In the community, all children begin preparing for their adult roles long before they are adults. They do this by volunteering in various settings from the age of eight. All of these hours are carefully logged and observed by the elders. The Elders can know a lot about the children and their affinities and interests and abilities by where they choose to volunteer and how much, and how good at it they are.
The volunteer hours are part of an overall process of determining the assignment for each child to see where he or she fits into the community.
In school, at recreation time, and during volunteer hours, he had noticed the Elders watching him and the other Elevens. He had seen them taking notes. (Ch. 2)
After carefully tabulating hours and meeting with instructors, the elders choose a job and give every child an assignment during the Ceremony of Twelve.

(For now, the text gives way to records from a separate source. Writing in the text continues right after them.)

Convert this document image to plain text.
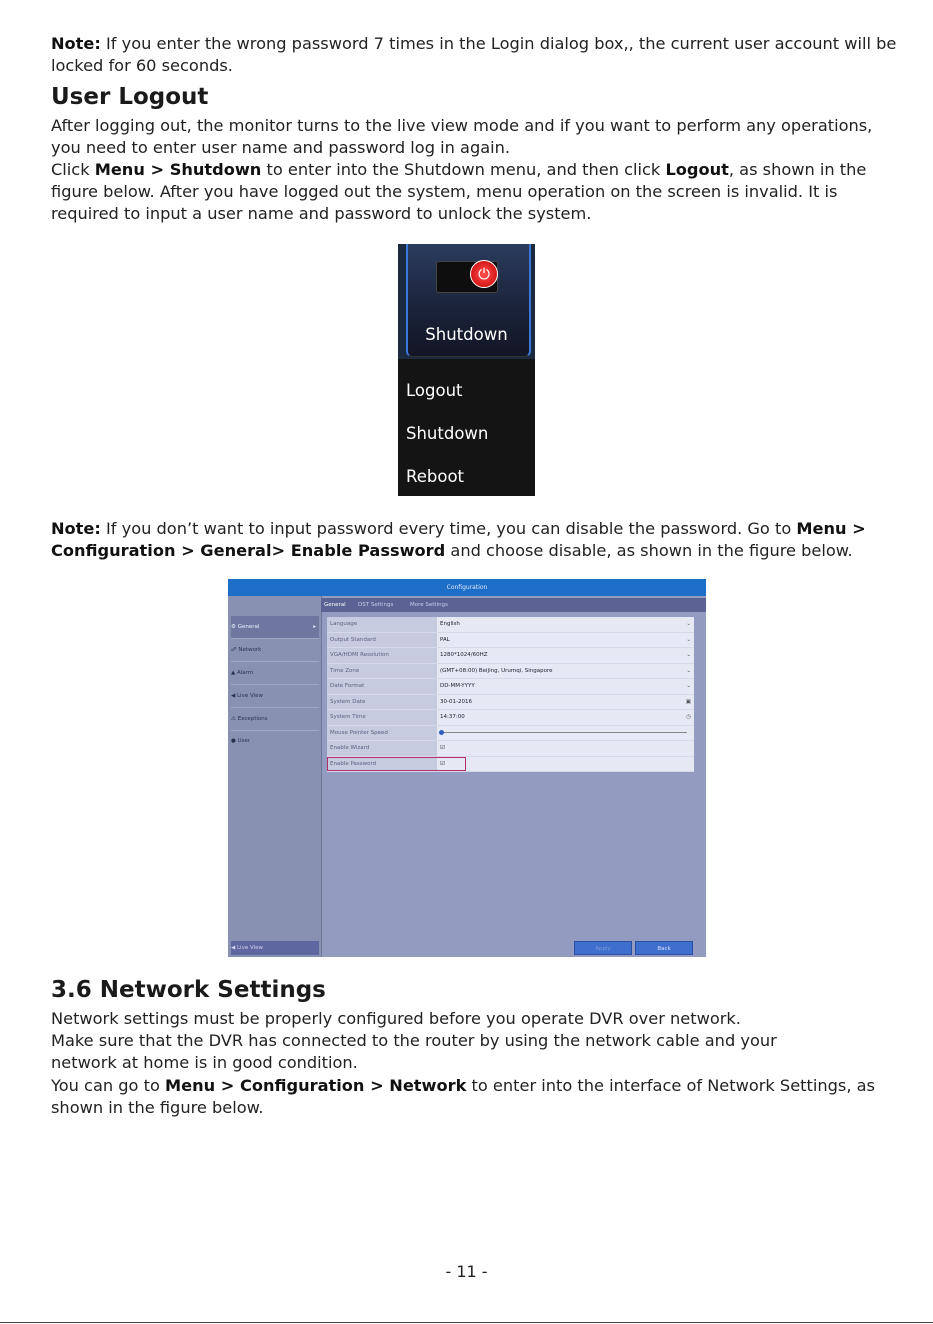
Note: If you enter the wrong password 7 times in the Login dialog box,, the current user account will be locked for 60 seconds.

User Logout

After logging out, the monitor turns to the live view mode and if you want to perform any operations, you need to enter user name and password log in again.

Click Menu > Shutdown to enter into the Shutdown menu, and then click Logout, as shown in the figure below. After you have logged out the system, menu operation on the screen is invalid. It is required to input a user name and password to unlock the system.

⏻
Shutdown
Logout
Shutdown
Reboot

Note: If you don’t want to input password every time, you can disable the password. Go to Menu > Configuration > General> Enable Password and choose disable, as shown in the figure below.

Configuration
⚙ General	▸
☍ Network
▲ Alarm
◀ Live View
⚠ Exceptions
● User
◀ Live View
General DST Settings	More Settings
Language	English	⌄
Output Standard	PAL	⌄
VGA/HDMI Resolution	1280*1024/60HZ	⌄
Time Zone	(GMT+08:00) Beijing, Urumqi, Singapore	⌄
Date Format	DD-MM-YYYY	⌄
System Date	30-01-2016	▣
System Time	14:37:00	◷
Mouse Pointer Speed
Enable Wizard	☑
Enable Password	☑
Apply	Back
3.6 Network Settings

Network settings must be properly configured before you operate DVR over network.

Make sure that the DVR has connected to the router by using the network cable and your

network at home is in good condition.

You can go to Menu > Configuration > Network to enter into the interface of Network Settings, as shown in the figure below.

- 11 -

This is their job for life, and it cements their role in the community. This is why they spend so many years volunteering.
When they are young, they spread out their volunteering doing what their friends do and doing a little of this and a little of that. As they get older, they will focus more and more on one area. That area will basically become their job. The children who have volunteered mostly in one place know a lot already and are more likely to know what their assignment will be. Since Jonas has volunteered a little here and a little there, he has no idea what his assignment is.
Volunteering is the first step toward the assignment, which is the ushering into adulthood. Once the children get their assignments, they begin their training and no longer volunteer. The assignment itself symbolizes, quite dramatically, the end of childhood.